Then there was LOVE
Then there was LOVE
Since March of 2020, life hasn’t been the same. We lost loved ones, we were disconnected from our friends and we couldn’t hang out at the places we usually did. I thought that after 2 years since the pandemic started that life would have gone back to normal and I would have the privilege of visiting my grandmother’s farm. I envisioned myself laying on the grass and eating succulent oranges that she’d been keeping for me as the sun’s rays turned me a shade darker- ahh, the beautiful life of dreamers. Maybe we’d be in the kitchen as she told me stories from her youth around a dying fire. Maybe we’d be swatting mosquitoes away as we watched the beautiful orange sun set as the lake reflected its last rays of light. Or maybe, if I got the chance, I’d even be visiting my grandfather, who was now living in Winsted.
Now, I once again find myself in the throes of Covid- this time Omicron- and in total isolation. Any hope I had of visiting her went out the window with the news of how rapidly the new variant was spreading, and at her age I didn’t want to put her at risk of further complications with her health. Sometimes I feel like my grandmother is the only person who truly understands me, and the fact that I couldn’t see her for the second year in a row only made my loneliness more overwhelming.
Days blurred into one as every day I repeated the same pattern of waking up close to noon, binging shows, eating whatever leftovers I had and going back to bed.

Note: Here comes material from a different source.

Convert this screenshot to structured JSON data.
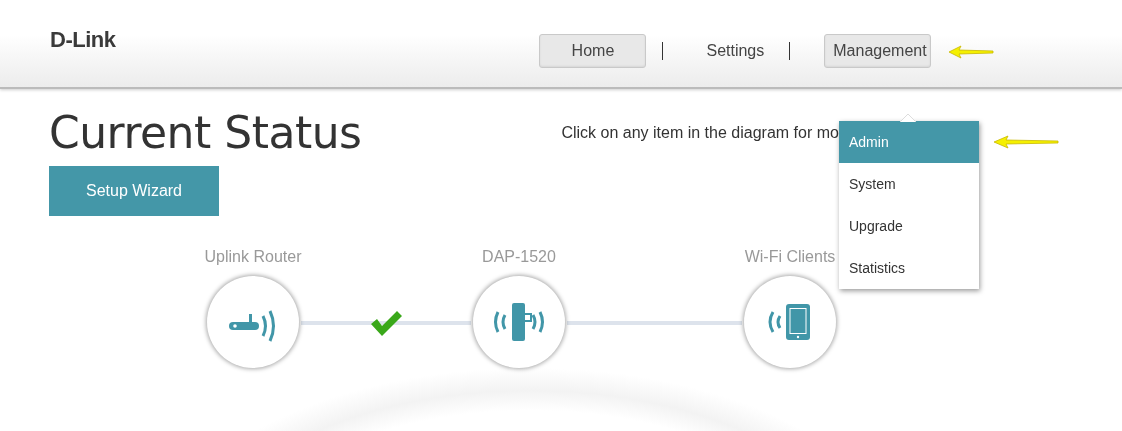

Every day as I made my midday coffee, all I could think about was my grandmother- how was the weather where she was? I hadn’t brought her anything for a while- was there anything she needed? How does she feel now that I haven’t visited her in nearly two years? I pushed these questions to the back of my mind and focused on using my leave to enjoy myself as much as I could within the confines of my home.
Like everyone else, I welcomed the new year with a sense of hesitant enthusiasm. I felt like it was going to be an unpredictable year; between political drama and the ever-changing pandemic, who could foresee what this year would bring us? The uncertainty was apparent in the weather; January, a usually dry and sunny month, was plagued with clouds and heavy rain. I felt like I hadn’t rested a single day since I took my leave. January was coming to an end faster than I could have imagined and I felt like the world was moving on without me.
With Valentine’s day coming in two weeks, love was in the air. I’d watch stories about people’s plans for February 14th. I’d scroll through posts about one celebrity or another rumored to be getting married or engaged in two weeks’ time. Old tweets about Valentine’s rituals began to resurface- one of the people I followed had publicly proposed to his girlfriend with a band and hundreds of red roses a few years ago. And as such, I scrolled through social media for hours every night in bed, the feeling of disconnect growing with every like I left.
At work one morning, I overheard some of my colleagues talk about sending gift hampers to their significant others for Valentine’s Day. Gift hampers? An idea began to materialize in my mind. If I couldn’t visit my grandmother, the only person who loved me selflessly and unconditionally, at least there was a way to show her that she was still in my thoughts. I asked my colleague to send me the link for the website they were talking about.
During my lunch break, I pasted the link she had sent me onto my browser; e-mart.co.ke and decided on the gift hamper I wanted to send. With so many choices, I deliberated for a while about what she’d like the most that wouldn’t be exorbitantly priced. As much as I love my grandmother, during my break I had devised my list of new year’s resolutions and at the first agenda was to save more and spend less. And after all the money I had spent over the holiday, it’s not like I had much to spend anyway. Fortunately, it didn’t take long before I had already placed my order and payment was confirmed. That evening, I went home with a sense of elation. Why hadn’t I thought of this earlier?
The next morning, I received a call from my grandmother at work. She’s not one to express much gratitude, but I could tell from the sound of her voice that she was excited by the gifts. Needless to say, the fact that I was slowly making up for my absence in a way that wasn’t putting her health at risk put me in a much better mood than I had been in in weeks.
That evening I decided to put my newfound zest for life into a new recipe. It was Valentine’s Day after all, and I felt like I deserved something special. As I was in the middle of seriously botching the recipe, I heard a knock on my front door. On my way to open it I put on my mask and hoped that the smell of smoke wouldn’t be too obvious to my unexpected guest. I opened the door to reveal a man standing in front of me with a large parcel in his arms. “Good evening, I'm John from E-mart Kenya. I have a delivery for you”, he said with a smile (he was wearing a mask, but I could tell from his eyes that he was smiling). I was confused- what I has ordered from e-mart.co.ke had already been received by my Valentine. I hadn’t ordered anything for myself, and my grandmother had already called to say that she had received her gift. As I was about to tell this gentleman that he must have the wrong house, I felt my phone vibrate in my hand. Opening my notifications, I saw a text that read;
“Hello dearest, I know we haven’t seen each other in years now, but I thought I would send you a little something to remind me that you’re still the apple of my eye. Love, your grandfather.”